«Lo scriva ben chiaro, per favore: l’Islam non ha nulla a che vedere con la violenza, basta leggere il Corano. Chiunque semini morte non può dirsi musulmano». A parlare è Mansur Ata, vicepresidente della comunità islamica Ahmadía, con sede a Cordoba e rappresentanza in vari paesi e in tutto il territorio spagnolo, dove è presente dal 1946. Più di settant’anni, molti dei quali in clandestinità, di attivismo religioso e sociale, nel seno di una società con vincoli culturali e storici con il mondo musulmano unici in Europa.

È più facile essere musulmani in Spagna?

Finora lo è stato. La società spagnola è tollerante, come dimostra l’assenza di derive razziste nella società civile o di forze politiche apertamente xenofobe. Nel caso dell’Islam, le ragioni vanno individuate nella prossimità geografica e nella commistione culturale, ma anche in un fatto religioso: le fondamenta etiche e morali della società spagnola sono ancora saldamente poggiate sui precetti del cristianesimo, che garantiscono (almeno a livello di convivenza quotidiana) un livello di empatia e di accoglienza maggiore che in paesi tradizionalmente più laici.

Eppure molti giovani musulmani che vivono in Spagna (soprattutto nella provincia di Barcellona, la maggior sacca di radicalizzazione a livello nazionale), intraprendono un percorso di estremizzazione.

La religione islamica è agli antipodi della violenza.
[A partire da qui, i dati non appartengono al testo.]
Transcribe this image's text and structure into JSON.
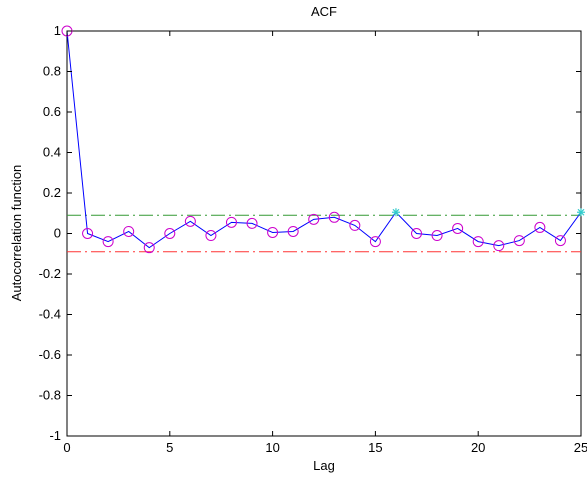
{
  "chart_data": {
    "type": "line",
    "title": "ACF",
    "xlabel": "Lag",
    "ylabel": "Autocorrelation function",
    "xlim": [
      0,
      25
    ],
    "ylim": [
      -1,
      1
    ],
    "grid": false,
    "x_ticks": [
      0,
      5,
      10,
      15,
      20,
      25
    ],
    "y_ticks": [
      -1,
      -0.8,
      -0.6,
      -0.4,
      -0.2,
      0,
      0.2,
      0.4,
      0.6,
      0.8,
      1
    ],
    "series": [
      {
        "color": "#0000ff",
        "marker": "circle",
        "marker_color": "#cc00cc",
        "x": [
          0,
          1,
          2,
          3,
          4,
          5,
          6,
          7,
          8,
          9,
          10,
          11,
          12,
          13,
          14,
          15,
          16,
          17,
          18,
          19,
          20,
          21,
          22,
          23,
          24,
          25
        ],
        "y": [
          1.0,
          0.0,
          -0.04,
          0.01,
          -0.07,
          0.0,
          0.06,
          -0.01,
          0.055,
          0.05,
          0.005,
          0.01,
          0.07,
          0.08,
          0.04,
          -0.04,
          0.105,
          0.0,
          -0.01,
          0.025,
          -0.04,
          -0.06,
          -0.035,
          0.03,
          -0.035,
          0.105
        ],
        "star_marker_x": [
          16,
          25
        ],
        "star_color": "#33cccc"
      }
    ],
    "bounds": [
      {
        "value": 0.09,
        "color": "#339933",
        "style": "dash-dot"
      },
      {
        "value": -0.09,
        "color": "#ff3333",
        "style": "dash-dot"
      }
    ]
  }
}
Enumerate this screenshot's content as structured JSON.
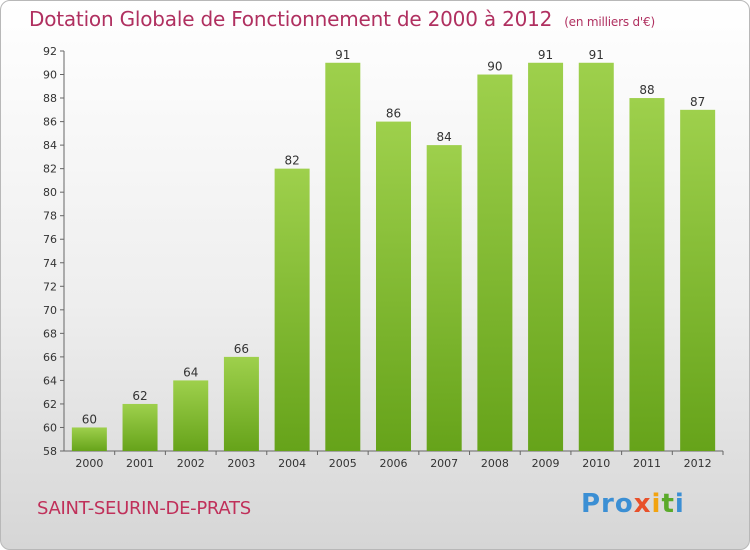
{
  "header": {
    "title": "Dotation Globale de Fonctionnement de 2000 à 2012",
    "unit": "(en milliers d'€)"
  },
  "commune": "SAINT-SEURIN-DE-PRATS",
  "logo": {
    "text": "Proxiti"
  },
  "colors": {
    "bar_light": "#9ed04c",
    "bar_dark": "#66a31a",
    "title": "#b03060"
  },
  "chart_data": {
    "type": "bar",
    "title": "Dotation Globale de Fonctionnement de 2000 à 2012",
    "subtitle": "(en milliers d'€)",
    "xlabel": "",
    "ylabel": "",
    "categories": [
      "2000",
      "2001",
      "2002",
      "2003",
      "2004",
      "2005",
      "2006",
      "2007",
      "2008",
      "2009",
      "2010",
      "2011",
      "2012"
    ],
    "values": [
      60,
      62,
      64,
      66,
      82,
      91,
      86,
      84,
      90,
      91,
      91,
      88,
      87
    ],
    "ylim": [
      58,
      92
    ],
    "yticks": [
      58,
      60,
      62,
      64,
      66,
      68,
      70,
      72,
      74,
      76,
      78,
      80,
      82,
      84,
      86,
      88,
      90,
      92
    ],
    "grid": false,
    "legend": "none"
  }
}
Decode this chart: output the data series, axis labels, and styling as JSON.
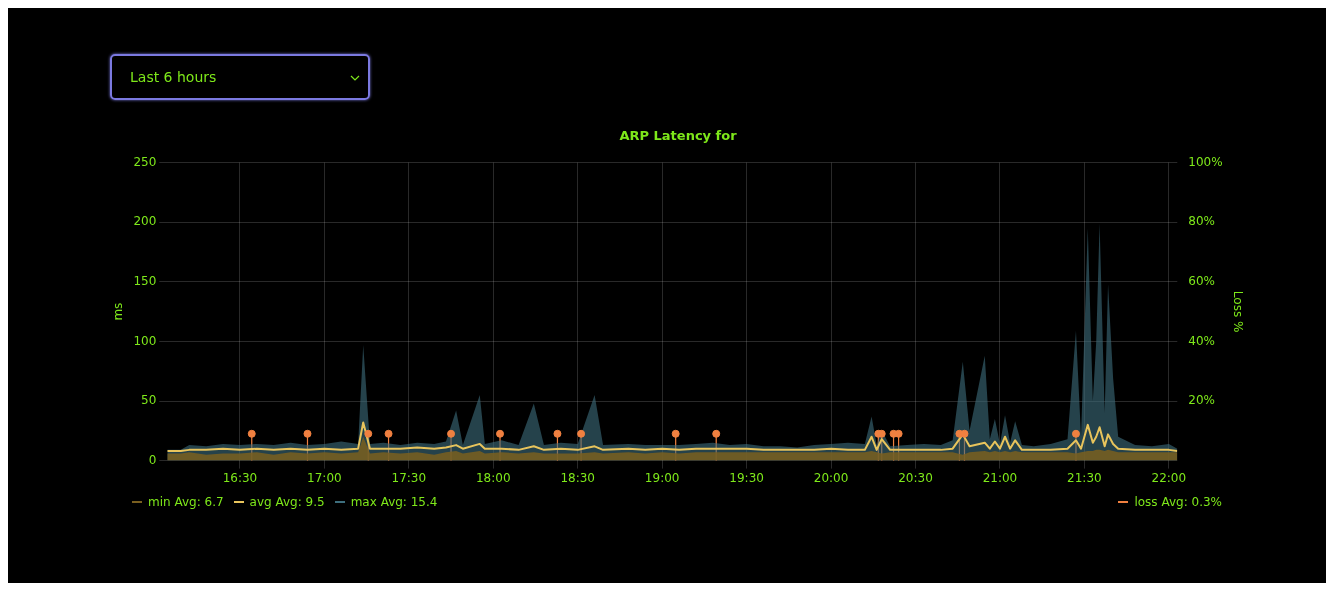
{
  "chart_data": {
    "type": "line",
    "title": "ARP Latency for",
    "ylabel": "ms",
    "y2label": "Loss %",
    "annotations": [
      "Last 6 hours"
    ],
    "x": [
      16.07,
      16.15,
      16.2,
      16.3,
      16.4,
      16.5,
      16.6,
      16.7,
      16.8,
      16.9,
      17.0,
      17.1,
      17.2,
      17.23,
      17.27,
      17.35,
      17.45,
      17.55,
      17.65,
      17.72,
      17.78,
      17.82,
      17.92,
      17.95,
      18.05,
      18.15,
      18.24,
      18.3,
      18.4,
      18.5,
      18.6,
      18.65,
      18.8,
      18.9,
      19.0,
      19.1,
      19.2,
      19.3,
      19.4,
      19.5,
      19.6,
      19.7,
      19.8,
      19.9,
      20.0,
      20.1,
      20.2,
      20.24,
      20.27,
      20.3,
      20.35,
      20.45,
      20.55,
      20.65,
      20.72,
      20.78,
      20.82,
      20.91,
      20.94,
      20.97,
      21.0,
      21.03,
      21.06,
      21.09,
      21.13,
      21.2,
      21.3,
      21.4,
      21.45,
      21.48,
      21.52,
      21.55,
      21.57,
      21.59,
      21.62,
      21.64,
      21.67,
      21.7,
      21.8,
      21.9,
      22.0,
      22.05
    ],
    "series": [
      {
        "name": "min Avg: 6.7",
        "type": "area",
        "color": "#7a5f1f",
        "values": [
          6,
          6,
          7,
          5,
          6,
          6,
          7,
          5,
          7,
          6,
          7,
          6,
          7,
          20,
          6,
          7,
          6,
          7,
          5,
          7,
          8,
          6,
          8,
          6,
          7,
          6,
          7,
          6,
          6,
          6,
          7,
          6,
          7,
          6,
          7,
          6,
          7,
          7,
          7,
          7,
          7,
          7,
          7,
          7,
          7,
          7,
          7,
          8,
          7,
          6,
          7,
          7,
          7,
          7,
          7,
          5,
          7,
          8,
          7,
          8,
          7,
          8,
          7,
          8,
          7,
          7,
          7,
          7,
          6,
          7,
          8,
          8,
          9,
          9,
          8,
          9,
          8,
          7,
          7,
          7,
          7,
          7
        ]
      },
      {
        "name": "avg Avg: 9.5",
        "type": "line",
        "color": "#e8c45c",
        "values": [
          8,
          8,
          9,
          9,
          10,
          9,
          10,
          9,
          10,
          9,
          10,
          9,
          10,
          32,
          10,
          10,
          10,
          11,
          10,
          11,
          13,
          10,
          14,
          10,
          10,
          9,
          12,
          9,
          10,
          9,
          12,
          9,
          10,
          9,
          10,
          9,
          10,
          10,
          10,
          10,
          9,
          9,
          9,
          9,
          10,
          9,
          9,
          20,
          9,
          18,
          9,
          9,
          9,
          9,
          10,
          22,
          12,
          15,
          10,
          16,
          10,
          20,
          10,
          17,
          9,
          9,
          9,
          10,
          17,
          10,
          30,
          15,
          20,
          28,
          12,
          22,
          14,
          10,
          9,
          9,
          9,
          8
        ]
      },
      {
        "name": "max Avg: 15.4",
        "type": "area",
        "color": "#3d6e7d",
        "values": [
          9,
          9,
          13,
          12,
          14,
          13,
          14,
          13,
          15,
          13,
          14,
          16,
          14,
          97,
          14,
          15,
          13,
          15,
          14,
          16,
          42,
          13,
          55,
          14,
          17,
          13,
          48,
          13,
          15,
          14,
          55,
          13,
          14,
          13,
          13,
          13,
          14,
          15,
          13,
          14,
          12,
          12,
          11,
          13,
          14,
          15,
          14,
          37,
          13,
          25,
          12,
          13,
          14,
          13,
          17,
          83,
          25,
          88,
          18,
          35,
          14,
          38,
          15,
          33,
          13,
          12,
          14,
          18,
          109,
          20,
          195,
          50,
          100,
          199,
          40,
          148,
          69,
          20,
          13,
          12,
          14,
          10
        ]
      },
      {
        "name": "loss Avg: 0.3%",
        "type": "lollipop",
        "axis": "y2",
        "marker": "circle",
        "color": "#f08040",
        "x": [
          16.57,
          16.9,
          17.26,
          17.38,
          17.75,
          18.04,
          18.38,
          18.52,
          19.08,
          19.32,
          20.28,
          20.3,
          20.37,
          20.4,
          20.76,
          20.79,
          21.45
        ],
        "values": [
          9,
          9,
          9,
          9,
          9,
          9,
          9,
          9,
          9,
          9,
          9,
          9,
          9,
          9,
          9,
          9,
          9
        ]
      }
    ],
    "xlim": [
      16.07,
      22.05
    ],
    "xticks": [
      {
        "value": 16.5,
        "label": "16:30"
      },
      {
        "value": 17,
        "label": "17:00"
      },
      {
        "value": 17.5,
        "label": "17:30"
      },
      {
        "value": 18,
        "label": "18:00"
      },
      {
        "value": 18.5,
        "label": "18:30"
      },
      {
        "value": 19,
        "label": "19:00"
      },
      {
        "value": 19.5,
        "label": "19:30"
      },
      {
        "value": 20,
        "label": "20:00"
      },
      {
        "value": 20.5,
        "label": "20:30"
      },
      {
        "value": 21,
        "label": "21:00"
      },
      {
        "value": 21.5,
        "label": "21:30"
      },
      {
        "value": 22,
        "label": "22:00"
      }
    ],
    "ylim": [
      0,
      250
    ],
    "yticks": [
      0,
      50,
      100,
      150,
      200,
      250
    ],
    "y2lim": [
      0,
      100
    ],
    "y2ticks": [
      {
        "value": 20,
        "label": "20%"
      },
      {
        "value": 40,
        "label": "40%"
      },
      {
        "value": 60,
        "label": "60%"
      },
      {
        "value": 80,
        "label": "80%"
      },
      {
        "value": 100,
        "label": "100%"
      }
    ],
    "grid": true,
    "legend": "bottom"
  }
}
Tuttavia, qui come altrove, accade che l’Islam venga asservito agli interessi di determinate dittature o gruppi di potere. La jihad – vale la pena sottolinearlo – è un fenomeno politico, non religioso. Ovviamente questa strumentalizzazione grossolana del sentimento religioso usato come mero vettore di ideologie politiche attecchisce solo tra gli strati culturalmente ed economicamente marginali, i più suggestionabili dalla propaganda jihadista.

Però sembrerebbe che questa identificazione della politica con la religione eserciti un richiamo particolare nel mondo islamico.

È vero nella misura in cui nel mondo musulmano – usiamola come definizione di comodo – esiste un livello di arretratezza economica e culturale alimentata del perenne stato di conflitto in cui versa quest’area geopolitica. Tuttavia tale percezione viene spesso amplificata dai mezzi di comunicazione occidentali e dall’uso quanto meno imprudente dell’etichetta «islamico» associata a qualunque fatto di violenza lontanamente riconducibile a un contesto musulmano. Si immagini che ogni volta che un cattolico commettesse un qualsiasi crimine, se ne specificasse ossessivamente il credo religioso: probabilmente ne ricaveremmo la sensazione che esiste una correlazione tra cattolicesimo e violenza.

La comunità musulmana in Spagna sta facendo qualcosa per prevenire fenomeni di radicalizzazione tra i giovani?

Lavora capillarmente sull’educazione e la diffusione del messaggio autentico del Corano. La corretta esegesi del Libro Sacro è uno dei maggior deterrenti all’estremizzazione.

E che cosa può fare, invece, la società civile?

Restare aperta, non aver paura della diversità, educare all’accoglienza e all’ascolto. Può sembrare paradossale in coincidenza di fatti così tragici, ma solo se c’è qualcuno disposto ad ascoltare potremo far sentire il nostro messaggio di pace, il vero messaggio dell’Islam.

Crede che quello che è successo possa incrinare i rapporti tra la comunità musulmana e il resto della società civile spagnola?

Spero di no, ma temo di sì: è difficile che la pandemia xenofoba non contagi, prima o poi, anche la Spagna. Ma del resto la nostra missione è proprio quella di fare in modo che la gente distingua tra musulmani e terroristi.